Pengenalan pola-pola visual diperoleh dari sejemlah perspektif teoritik, seperti tori
Gestalt, pemrosesan bottom-up dan pemrosesan top-down, pencovokan template, analisis
fitur, da pengenalan prototipe. Dalam hal ini para psikolog Gestalt megajukan gagasan
bahwa persepsi pola-pola visual diorganisasikan sesuai prinsip keterdekatan (proximity),
kesamaan (similarity), dan pengorganisasian spontan (spontaneous
organization).Selanjutnya untuk teori pencocokan template, mereka mengajukan bahwa
pengenalan objek terjadi ketika representasi internal stimuli tersebut sama persis dengan
stimuli yang berada di sistem sensorik. Teori ini memiliki kelebihan tersendiri, yaitu
kegunaan dalam konseptual dan partikal, namun sayangnya tidak dapat menjelaskan
proses-proses kognitif yang rumit, misal kemampuan kita mengintepretasi bentuk-bentuk
yang asing dengan tepat.

2. Teori-Teori Perseptual

Teori-teori perseptual menjelaskan bagaimana suatu informasi sensorik yang


diterima oleh panca indera kita diolah menjadi suatu persepsi. Teori-teori ini membantu
kita memahami bagaimana sebuah sensasi diproses menjadi persepsi sebuah pola atau
suatu objek. Para psikolog yang mempelajari persepsi telah mengembangkan dua teori

3
utama tentang cara manusia memahami dunia.
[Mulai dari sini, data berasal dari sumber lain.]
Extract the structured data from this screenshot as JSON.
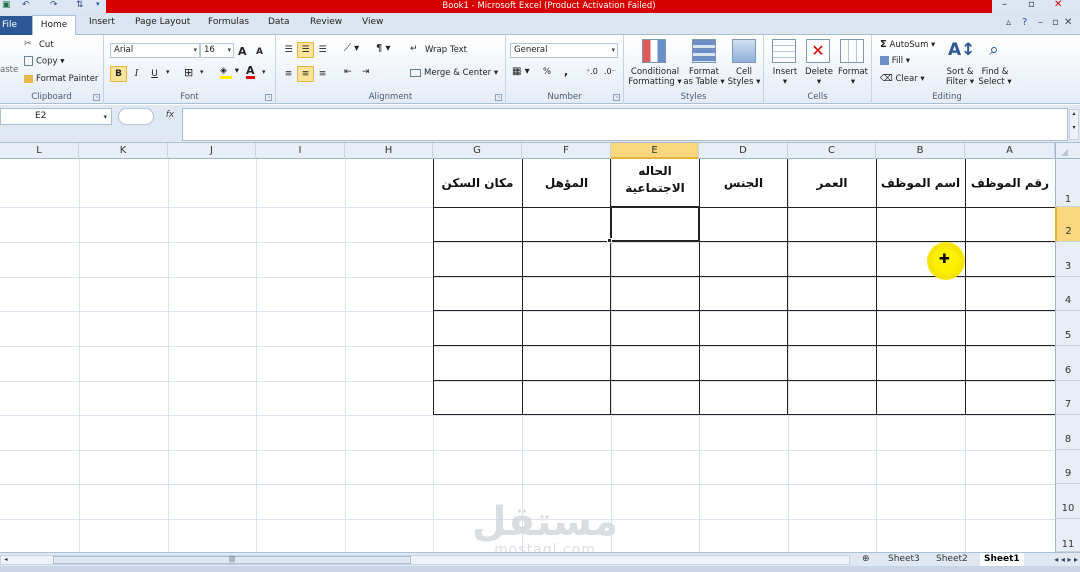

Teori yang dimaksud adalah teori persepsi
konstruktif dan teori persepsi langsung.

a.    Teori Persepsi Konstruktif


Teori persepsi konstruktif disusun berdasarkan anggapan bahwa selama persepsi,
kita membentuk dan menguji hipotesis-hipotesis yang berhubungan dengan persepsi
berdasarkan apa yang kita indera dan apa yang kita ketahui. Dengan demikian, persepsi
adalah sebuah efek kombinasi dari informasi yang diterima sistem sensorik dan
pengetahuan yang kita pelajari dari dunia yang kita dapatkan dari pengalaman. Teori ini
sangat berkaitan dengan pemrosesan top-down. Pendukung teori ini adalah sejumlah
besar psikolog kognitif seperti Jerome Bruner, Richard Gregory, dan Irvin Rock dan
sejalan dengan karya klasik Hermann von Helmholtz tentang persepsi visual pada
peralihan abad ke-20 (Solso, Maclin, & Maclin, 2007).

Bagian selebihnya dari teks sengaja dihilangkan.